The restaurant’s ambience could almost be described as “over the top Thai” as you climb the wooden stairs to the three salas that await your decision as to where to eat. Dark wood is everywhere and large trees offer shelter.
We were welcomed by Deputy GM Anirut Thongsukplang, who delighted in showing us the large population of fruit bats in the trees using a searchlight, and also a peacock sitting quietly on the roof of one of the salas. You are really getting back to nature at the Sugar Hut!
As this is a resort as well as a restaurant, you overlook the large swimming pool, which has 28 bungalows surrounding it, well hidden amongst the trees and bushes.
The Sugar Hut advertises itself as being in existence since 1984, and it does indeed have the air of a venue which is well settled.
We settled for one of the salas with conventional seating, as opposed to traditional Thai semi-reclining with ax pillows. I am getting a little too old for horizontal dining! The tables were covered with white tablecloths and red throw-overs.
The menu is quite large, so give yourself time to peruse.
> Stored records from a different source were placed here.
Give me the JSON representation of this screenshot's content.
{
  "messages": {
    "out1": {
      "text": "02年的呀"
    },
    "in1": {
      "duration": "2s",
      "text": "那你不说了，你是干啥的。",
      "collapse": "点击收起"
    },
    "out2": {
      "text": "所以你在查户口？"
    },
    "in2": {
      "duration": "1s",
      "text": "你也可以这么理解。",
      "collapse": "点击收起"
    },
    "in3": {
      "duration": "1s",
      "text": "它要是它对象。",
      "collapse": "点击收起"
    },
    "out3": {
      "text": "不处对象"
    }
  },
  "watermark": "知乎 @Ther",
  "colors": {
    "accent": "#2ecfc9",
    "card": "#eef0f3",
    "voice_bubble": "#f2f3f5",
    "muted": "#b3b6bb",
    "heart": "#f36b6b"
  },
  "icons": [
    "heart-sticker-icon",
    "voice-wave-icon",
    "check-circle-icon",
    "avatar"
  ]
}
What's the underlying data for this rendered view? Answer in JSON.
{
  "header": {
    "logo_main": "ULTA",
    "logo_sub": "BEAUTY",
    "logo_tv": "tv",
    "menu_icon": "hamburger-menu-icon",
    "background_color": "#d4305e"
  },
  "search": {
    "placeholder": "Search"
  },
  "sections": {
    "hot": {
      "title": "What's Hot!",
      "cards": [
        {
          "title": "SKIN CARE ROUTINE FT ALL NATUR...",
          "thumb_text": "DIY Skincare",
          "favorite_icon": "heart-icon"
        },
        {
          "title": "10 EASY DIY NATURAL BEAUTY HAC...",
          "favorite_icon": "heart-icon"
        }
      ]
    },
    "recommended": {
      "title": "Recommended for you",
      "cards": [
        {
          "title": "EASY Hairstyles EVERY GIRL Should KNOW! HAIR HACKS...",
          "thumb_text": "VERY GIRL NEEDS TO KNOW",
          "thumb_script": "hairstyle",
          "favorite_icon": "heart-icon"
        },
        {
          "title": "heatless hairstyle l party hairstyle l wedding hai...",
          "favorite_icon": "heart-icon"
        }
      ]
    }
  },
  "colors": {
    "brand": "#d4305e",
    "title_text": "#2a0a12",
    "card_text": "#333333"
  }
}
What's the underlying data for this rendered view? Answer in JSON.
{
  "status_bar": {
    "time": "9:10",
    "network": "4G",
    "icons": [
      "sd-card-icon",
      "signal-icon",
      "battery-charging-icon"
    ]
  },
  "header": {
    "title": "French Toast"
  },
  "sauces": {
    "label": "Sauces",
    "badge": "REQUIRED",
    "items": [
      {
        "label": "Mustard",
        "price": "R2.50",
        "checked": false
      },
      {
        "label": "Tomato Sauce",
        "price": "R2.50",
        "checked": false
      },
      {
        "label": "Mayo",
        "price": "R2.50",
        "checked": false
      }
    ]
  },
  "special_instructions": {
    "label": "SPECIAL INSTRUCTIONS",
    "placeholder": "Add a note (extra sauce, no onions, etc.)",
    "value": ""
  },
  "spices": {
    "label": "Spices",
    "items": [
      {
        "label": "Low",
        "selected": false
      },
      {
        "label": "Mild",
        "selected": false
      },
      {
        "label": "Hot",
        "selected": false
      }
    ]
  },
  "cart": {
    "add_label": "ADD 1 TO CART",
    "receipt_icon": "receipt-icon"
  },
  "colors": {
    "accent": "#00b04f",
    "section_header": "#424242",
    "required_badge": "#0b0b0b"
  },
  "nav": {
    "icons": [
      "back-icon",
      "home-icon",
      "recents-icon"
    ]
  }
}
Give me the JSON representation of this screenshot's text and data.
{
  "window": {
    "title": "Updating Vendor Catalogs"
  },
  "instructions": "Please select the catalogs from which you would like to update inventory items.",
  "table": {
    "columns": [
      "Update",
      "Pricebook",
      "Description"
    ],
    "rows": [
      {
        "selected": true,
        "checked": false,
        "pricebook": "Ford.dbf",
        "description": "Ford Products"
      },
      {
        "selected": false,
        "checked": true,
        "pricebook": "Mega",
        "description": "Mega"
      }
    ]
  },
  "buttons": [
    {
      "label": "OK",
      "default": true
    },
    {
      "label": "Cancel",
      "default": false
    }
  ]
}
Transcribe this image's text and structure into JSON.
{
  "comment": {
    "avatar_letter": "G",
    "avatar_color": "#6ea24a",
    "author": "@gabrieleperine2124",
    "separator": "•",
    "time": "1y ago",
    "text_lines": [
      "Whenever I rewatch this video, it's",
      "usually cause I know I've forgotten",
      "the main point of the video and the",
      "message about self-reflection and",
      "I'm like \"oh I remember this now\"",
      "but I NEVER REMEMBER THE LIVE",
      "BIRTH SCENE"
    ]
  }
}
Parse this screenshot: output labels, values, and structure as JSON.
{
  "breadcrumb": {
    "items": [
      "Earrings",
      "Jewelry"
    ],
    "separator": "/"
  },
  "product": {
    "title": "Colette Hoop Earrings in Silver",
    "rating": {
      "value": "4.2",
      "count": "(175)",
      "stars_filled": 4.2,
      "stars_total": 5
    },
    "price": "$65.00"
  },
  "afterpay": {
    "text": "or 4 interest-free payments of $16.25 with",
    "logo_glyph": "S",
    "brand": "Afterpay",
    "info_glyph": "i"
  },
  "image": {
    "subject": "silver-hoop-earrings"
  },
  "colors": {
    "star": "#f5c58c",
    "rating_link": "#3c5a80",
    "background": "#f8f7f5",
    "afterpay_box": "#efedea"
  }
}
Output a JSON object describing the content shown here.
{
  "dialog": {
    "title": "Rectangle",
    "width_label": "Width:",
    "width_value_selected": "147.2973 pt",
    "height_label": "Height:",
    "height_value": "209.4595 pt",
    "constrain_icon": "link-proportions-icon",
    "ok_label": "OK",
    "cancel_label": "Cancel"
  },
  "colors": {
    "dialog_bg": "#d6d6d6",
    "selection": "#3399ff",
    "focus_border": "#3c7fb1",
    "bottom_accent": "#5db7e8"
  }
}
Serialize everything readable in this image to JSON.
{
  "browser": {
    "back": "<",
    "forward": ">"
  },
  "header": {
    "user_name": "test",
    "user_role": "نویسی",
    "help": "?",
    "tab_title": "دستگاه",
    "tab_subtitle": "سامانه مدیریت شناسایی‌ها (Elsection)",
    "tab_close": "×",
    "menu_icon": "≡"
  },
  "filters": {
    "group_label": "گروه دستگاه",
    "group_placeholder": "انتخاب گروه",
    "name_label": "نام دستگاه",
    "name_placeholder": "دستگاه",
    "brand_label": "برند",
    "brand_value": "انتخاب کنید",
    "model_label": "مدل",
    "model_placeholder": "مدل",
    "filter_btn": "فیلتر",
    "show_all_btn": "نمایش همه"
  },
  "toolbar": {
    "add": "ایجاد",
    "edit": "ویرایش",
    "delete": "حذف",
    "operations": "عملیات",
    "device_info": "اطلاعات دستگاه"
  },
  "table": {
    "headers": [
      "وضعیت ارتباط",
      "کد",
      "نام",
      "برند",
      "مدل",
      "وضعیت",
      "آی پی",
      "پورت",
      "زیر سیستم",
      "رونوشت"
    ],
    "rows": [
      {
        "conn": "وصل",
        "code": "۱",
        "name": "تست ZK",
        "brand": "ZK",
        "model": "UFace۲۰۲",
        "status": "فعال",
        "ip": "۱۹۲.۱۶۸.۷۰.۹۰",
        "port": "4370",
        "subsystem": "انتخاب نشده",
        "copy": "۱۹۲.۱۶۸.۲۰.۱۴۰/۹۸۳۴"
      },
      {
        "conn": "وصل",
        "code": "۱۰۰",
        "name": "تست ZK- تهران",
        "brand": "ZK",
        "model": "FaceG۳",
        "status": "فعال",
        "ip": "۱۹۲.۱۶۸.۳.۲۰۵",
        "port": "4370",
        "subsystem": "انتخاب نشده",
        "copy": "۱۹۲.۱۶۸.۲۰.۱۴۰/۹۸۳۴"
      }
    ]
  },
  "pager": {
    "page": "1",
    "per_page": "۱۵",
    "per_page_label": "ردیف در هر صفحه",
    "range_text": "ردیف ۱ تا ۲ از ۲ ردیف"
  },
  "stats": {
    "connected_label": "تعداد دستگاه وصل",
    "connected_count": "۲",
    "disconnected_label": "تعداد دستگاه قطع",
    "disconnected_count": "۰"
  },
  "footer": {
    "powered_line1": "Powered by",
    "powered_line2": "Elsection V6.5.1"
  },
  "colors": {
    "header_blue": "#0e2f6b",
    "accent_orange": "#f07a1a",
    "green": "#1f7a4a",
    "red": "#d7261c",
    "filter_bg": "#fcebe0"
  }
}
Appetizers are between B. 120-240. Noodle dishes are generally B. 170, while the Thai spicy salads range between B. 180-300.
Pan-fried items are B. 100-300, while deep-fried has most at B. 180. Steamed dishes, another popular way of cooking Thai food were B. 130-340.
We had a selection of different dishes, having been chosen for us by Anirut and began with fresh spring rolls (B. 160). These were not deep fried as in Chinese spring rolls, but were closer to the Vietnamese style.
Deep fried prawn cakes (B. 280) were very filling and we both enjoyed them.
Spiciness is part and parcel of Thai cuisine, and we were given a spicy seafood salad (B. 250) which was not too hot for Thais, but getting close to the limit for the Western palate.
The next dish was our favorite, the gaeng gari gai (B. 260) which came with banana and cashews on the side. This is a Malaysian style yellow chicken curry and is sweet and mild. With plenty of potatoes and chicken, it was also very filling. This dish is highly recommended by both of us.
There was also a Thai dessert to sample (B. 110) which came in a whole coconut and whilst the sweet cloying taste of Thai desserts is not to my liking, Madame polished hers off with relish.
We have dined at the Sugar Hut before, and it was very pleasing to see the same high standards have been maintained over the years. Not only have the Thai chefs kept the Thai taste in the dishes, but the presentation was equally as good, and again, this concept is very Thai.
We agreed that we should rate the Sugar Hut as a restaurant to which you should take any guests from overseas. The “Thai” ambience is indisputable and the website spells it all out as “The Thai Experience”. A very enjoyable evening, and the presentation of the food is sensational. Quiet shy staff add to the ‘Thainess’ of the entire (Thai) dining experience, and the prices are very reasonable.